You could never get A/D to work with that kind of documentation.
From you questions:
1) Yep, that's a "typing error". This is how they sample and convert.
2) "(C/16 - INT (C/16)) * 16" is just taking the lower nibble (4 bits) of C. This is because it's a 12bit A/D (4 bits in the hight byte and 8 bits in the low byte)
3) Well, I found the German version of the documentation!!! And it has Pascal and C source! I've attached the documentation I found. It looks like this documentation had several "typing error's" as well, but I combined all the info together to come up with something that hopefully is correct.
Code:
#include <iostream.h>
#include <dos.h>
//convenient types
typedef unsigned short WORD;
typedef unsigned char BYTE;
//Port# card if configured for
const WORD PORT = 0x278;
//Millisecond delay to use during conversion...

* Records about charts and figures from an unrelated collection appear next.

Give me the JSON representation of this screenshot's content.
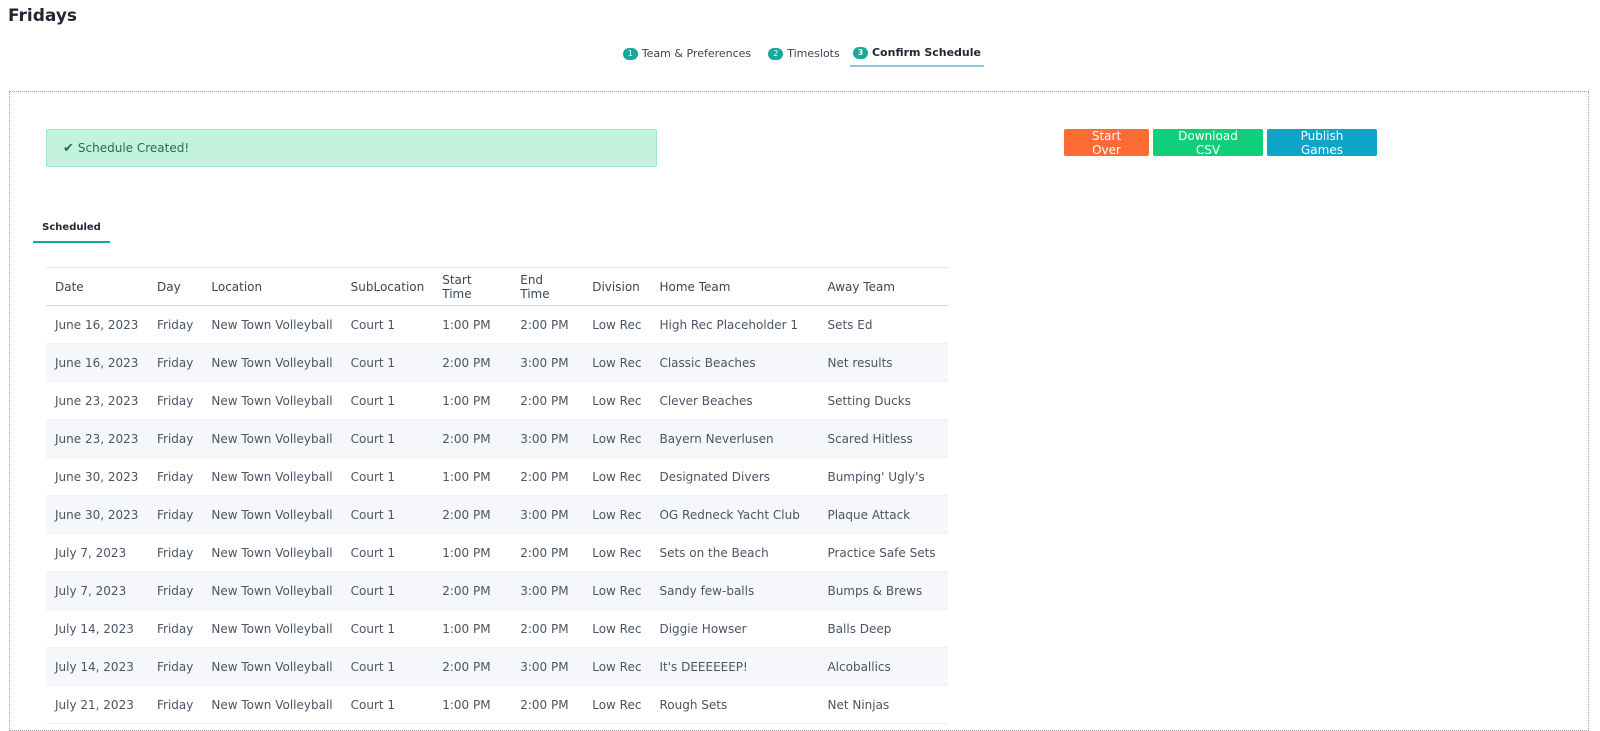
{
  "page": {
    "title": "Fridays"
  },
  "steps": [
    {
      "num": "1",
      "label": "Team & Preferences"
    },
    {
      "num": "2",
      "label": "Timeslots"
    },
    {
      "num": "3",
      "label": "Confirm Schedule"
    }
  ],
  "alert": {
    "icon": "✔",
    "text": "Schedule Created!"
  },
  "actions": {
    "start_over": "Start Over",
    "download_csv": "Download CSV",
    "publish_games": "Publish Games"
  },
  "colors": {
    "start_over": "#ff6b35",
    "download_csv": "#0fcf7b",
    "publish_games": "#0ea5c9",
    "accent": "#16a99a",
    "alert_bg": "#c3f3df"
  },
  "subtab": {
    "label": "Scheduled"
  },
  "table": {
    "headers": [
      "Date",
      "Day",
      "Location",
      "SubLocation",
      "Start Time",
      "End Time",
      "Division",
      "Home Team",
      "Away Team"
    ],
    "rows": [
      [
        "June 16, 2023",
        "Friday",
        "New Town Volleyball",
        "Court 1",
        "1:00 PM",
        "2:00 PM",
        "Low Rec",
        "High Rec Placeholder 1",
        "Sets Ed"
      ],
      [
        "June 16, 2023",
        "Friday",
        "New Town Volleyball",
        "Court 1",
        "2:00 PM",
        "3:00 PM",
        "Low Rec",
        "Classic Beaches",
        "Net results"
      ],
      [
        "June 23, 2023",
        "Friday",
        "New Town Volleyball",
        "Court 1",
        "1:00 PM",
        "2:00 PM",
        "Low Rec",
        "Clever Beaches",
        "Setting Ducks"
      ],
      [
        "June 23, 2023",
        "Friday",
        "New Town Volleyball",
        "Court 1",
        "2:00 PM",
        "3:00 PM",
        "Low Rec",
        "Bayern Neverlusen",
        "Scared Hitless"
      ],
      [
        "June 30, 2023",
        "Friday",
        "New Town Volleyball",
        "Court 1",
        "1:00 PM",
        "2:00 PM",
        "Low Rec",
        "Designated Divers",
        "Bumping' Ugly's"
      ],
      [
        "June 30, 2023",
        "Friday",
        "New Town Volleyball",
        "Court 1",
        "2:00 PM",
        "3:00 PM",
        "Low Rec",
        "OG Redneck Yacht Club",
        "Plaque Attack"
      ],
      [
        "July 7, 2023",
        "Friday",
        "New Town Volleyball",
        "Court 1",
        "1:00 PM",
        "2:00 PM",
        "Low Rec",
        "Sets on the Beach",
        "Practice Safe Sets"
      ],
      [
        "July 7, 2023",
        "Friday",
        "New Town Volleyball",
        "Court 1",
        "2:00 PM",
        "3:00 PM",
        "Low Rec",
        "Sandy few-balls",
        "Bumps & Brews"
      ],
      [
        "July 14, 2023",
        "Friday",
        "New Town Volleyball",
        "Court 1",
        "1:00 PM",
        "2:00 PM",
        "Low Rec",
        "Diggie Howser",
        "Balls Deep"
      ],
      [
        "July 14, 2023",
        "Friday",
        "New Town Volleyball",
        "Court 1",
        "2:00 PM",
        "3:00 PM",
        "Low Rec",
        "It's DEEEEEEP!",
        "Alcoballics"
      ],
      [
        "July 21, 2023",
        "Friday",
        "New Town Volleyball",
        "Court 1",
        "1:00 PM",
        "2:00 PM",
        "Low Rec",
        "Rough Sets",
        "Net Ninjas"
      ]
    ]
  }
}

//this was used in the Pascal version of the code, I would reduce this # until
//it stops working correctly
const WORD MS_DELAY = 100;
//Function to perform A/D conversion on given channel (0-15)
WORD ad(BYTE channel);
int main()
{
for (BYTE n = 0; n < 16; n++)
{
cout << "A/D on channel " << n << " is " << ad(n) << endl;
}
return 0;
}
WORD ad(BYTE channel)
{
//check parameter
if (channel > 15)
channel = 15;
//select channel
outportb(PORT,channel);
//clear register
outportb(PORT+3,0);
//perform sampling/conversion
int i;
for (i = 0; i < 5; i++)
{
inportb(PORT+4);
delay(MS_DELAY);
}
for (i = 0; i < 9; i++)
{
inportb(PORT+5);
delay(MS_DELAY);
}
//return lower 12bits of result
return inport(PORT+1) & 0x0FFF;
}
gg